My first SecAdvent post told the story of my journey from SysAdmin to InfoSec, and I’m wrapping up this year’s SecAdvent with a post about one of the more interesting projects I worked on with the Elastic InfoSec team – replacing our VPN with OAuth2.
One of the first access control tools we deployed for Elastic’s infosec team was a VPN. We wanted a way to protect any services from unauthorized access, including rejecting any unauthorized snooping or poking around. We chose OpenVPN out of familiarity, and also because it met our needs. To harden things a bit more, we wanted to add two-factor authentication. The shortest path we found for this is to upgrade to OpenVPN Access Server. All our team’s services were deployed on Google Cloud and were protected by firewalls which only allowed network access from the VPN’s IP address. This solution met our safety needs, but we ran into a few maintenance problems.
Kubernetes runs all of our services, and this worked pretty well for everything except the VPN. VPN software typically requires root/administrator access in order to manage network interfaces, and I never found any way to run the OpenVPN server successfully on Kubernetes. Even if I could get this deployed on Kubernetes, the OpenVPN Access Server license doesn’t allow this, as it binds the license key to the machine where it is activated.

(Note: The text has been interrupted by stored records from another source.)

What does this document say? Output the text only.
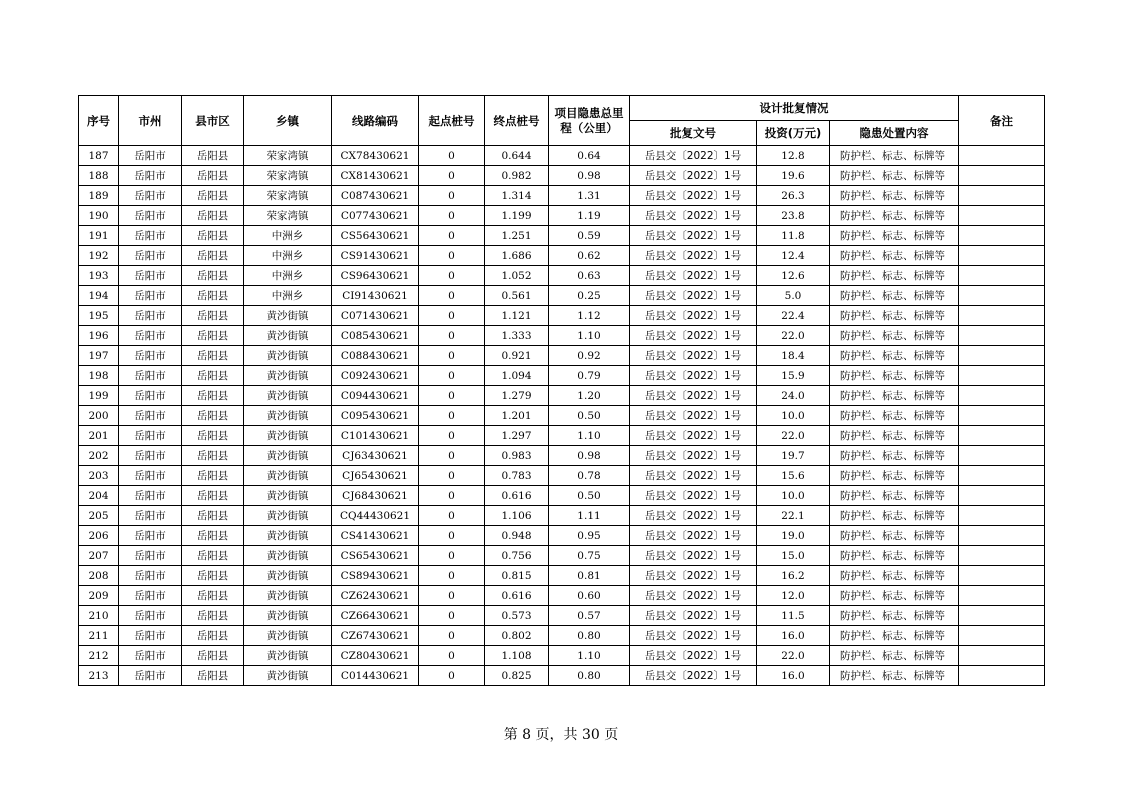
序号	市州	县市区	乡镇	线路编码	起点桩号	终点桩号	项目隐患总里程（公里）	设计批复情况			备注
								批复文号	投资(万元)	隐患处置内容	
187	岳阳市	岳阳县	荣家湾镇	CX78430621	0	0.644	0.64	岳县交〔2022〕1号	12.8	防护栏、标志、标牌等	
188	岳阳市	岳阳县	荣家湾镇	CX81430621	0	0.982	0.98	岳县交〔2022〕1号	19.6	防护栏、标志、标牌等	
189	岳阳市	岳阳县	荣家湾镇	C087430621	0	1.314	1.31	岳县交〔2022〕1号	26.3	防护栏、标志、标牌等	
190	岳阳市	岳阳县	荣家湾镇	C077430621	0	1.199	1.19	岳县交〔2022〕1号	23.8	防护栏、标志、标牌等	
191	岳阳市	岳阳县	中洲乡	CS56430621	0	1.251	0.59	岳县交〔2022〕1号	11.8	防护栏、标志、标牌等	
192	岳阳市	岳阳县	中洲乡	CS91430621	0	1.686	0.62	岳县交〔2022〕1号	12.4	防护栏、标志、标牌等	
193	岳阳市	岳阳县	中洲乡	CS96430621	0	1.052	0.63	岳县交〔2022〕1号	12.6	防护栏、标志、标牌等	
194	岳阳市	岳阳县	中洲乡	CI91430621	0	0.561	0.25	岳县交〔2022〕1号	5.0	防护栏、标志、标牌等	
195	岳阳市	岳阳县	黄沙街镇	C071430621	0	1.121	1.12	岳县交〔2022〕1号	22.4	防护栏、标志、标牌等	
196	岳阳市	岳阳县	黄沙街镇	C085430621	0	1.333	1.10	岳县交〔2022〕1号	22.0	防护栏、标志、标牌等	
197	岳阳市	岳阳县	黄沙街镇	C088430621	0	0.921	0.92	岳县交〔2022〕1号	18.4	防护栏、标志、标牌等	
198	岳阳市	岳阳县	黄沙街镇	C092430621	0	1.094	0.79	岳县交〔2022〕1号	15.9	防护栏、标志、标牌等	
199	岳阳市	岳阳县	黄沙街镇	C094430621	0	1.279	1.20	岳县交〔2022〕1号	24.0	防护栏、标志、标牌等	
200	岳阳市	岳阳县	黄沙街镇	C095430621	0	1.201	0.50	岳县交〔2022〕1号	10.0	防护栏、标志、标牌等	
201	岳阳市	岳阳县	黄沙街镇	C101430621	0	1.297	1.10	岳县交〔2022〕1号	22.0	防护栏、标志、标牌等	
202	岳阳市	岳阳县	黄沙街镇	CJ63430621	0	0.983	0.98	岳县交〔2022〕1号	19.7	防护栏、标志、标牌等	
203	岳阳市	岳阳县	黄沙街镇	CJ65430621	0	0.783	0.78	岳县交〔2022〕1号	15.6	防护栏、标志、标牌等	
204	岳阳市	岳阳县	黄沙街镇	CJ68430621	0	0.616	0.50	岳县交〔2022〕1号	10.0	防护栏、标志、标牌等	
205	岳阳市	岳阳县	黄沙街镇	CQ44430621	0	1.106	1.11	岳县交〔2022〕1号	22.1	防护栏、标志、标牌等	
206	岳阳市	岳阳县	黄沙街镇	CS41430621	0	0.948	0.95	岳县交〔2022〕1号	19.0	防护栏、标志、标牌等	
207	岳阳市	岳阳县	黄沙街镇	CS65430621	0	0.756	0.75	岳县交〔2022〕1号	15.0	防护栏、标志、标牌等	
208	岳阳市	岳阳县	黄沙街镇	CS89430621	0	0.815	0.81	岳县交〔2022〕1号	16.2	防护栏、标志、标牌等	
209	岳阳市	岳阳县	黄沙街镇	CZ62430621	0	0.616	0.60	岳县交〔2022〕1号	12.0	防护栏、标志、标牌等	
210	岳阳市	岳阳县	黄沙街镇	CZ66430621	0	0.573	0.57	岳县交〔2022〕1号	11.5	防护栏、标志、标牌等	
211	岳阳市	岳阳县	黄沙街镇	CZ67430621	0	0.802	0.80	岳县交〔2022〕1号	16.0	防护栏、标志、标牌等	
212	岳阳市	岳阳县	黄沙街镇	CZ80430621	0	1.108	1.10	岳县交〔2022〕1号	22.0	防护栏、标志、标牌等	
213	岳阳市	岳阳县	黄沙街镇	C014430621	0	0.825	0.80	岳县交〔2022〕1号	16.0	防护栏、标志、标牌等	
第 8 页，共 30 页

Managing users was manual, and helping folks reset passwords or adding new accounts was a bit tedious. We had dreams of making our infosec services like log collection available to other teams, and with thousands of employees, manual user management was a no-go for me. Further, because we had to run the VPN server outside of Kubernetes, we were kind of stuck with a special case for managing this lonely system differently than everything else.
Third, user burden.
A VPN client is required to be installed on every user’s devices in order to connect to the VPN. This adds a new cognitive load to every user, challenges us to provide useful documentation for three operating systems, and adds support load as folks have problems with it. A frequent support request was usually “Is the log cluster down? I can’t reach it” only to have us determine that this person had simply forgotten to activate the VPN client.
This burden goes against my belief that safety should be the default and easy path, and with VPN clients being so different on each platform and each vendor, it’s hard to become familiar with using one.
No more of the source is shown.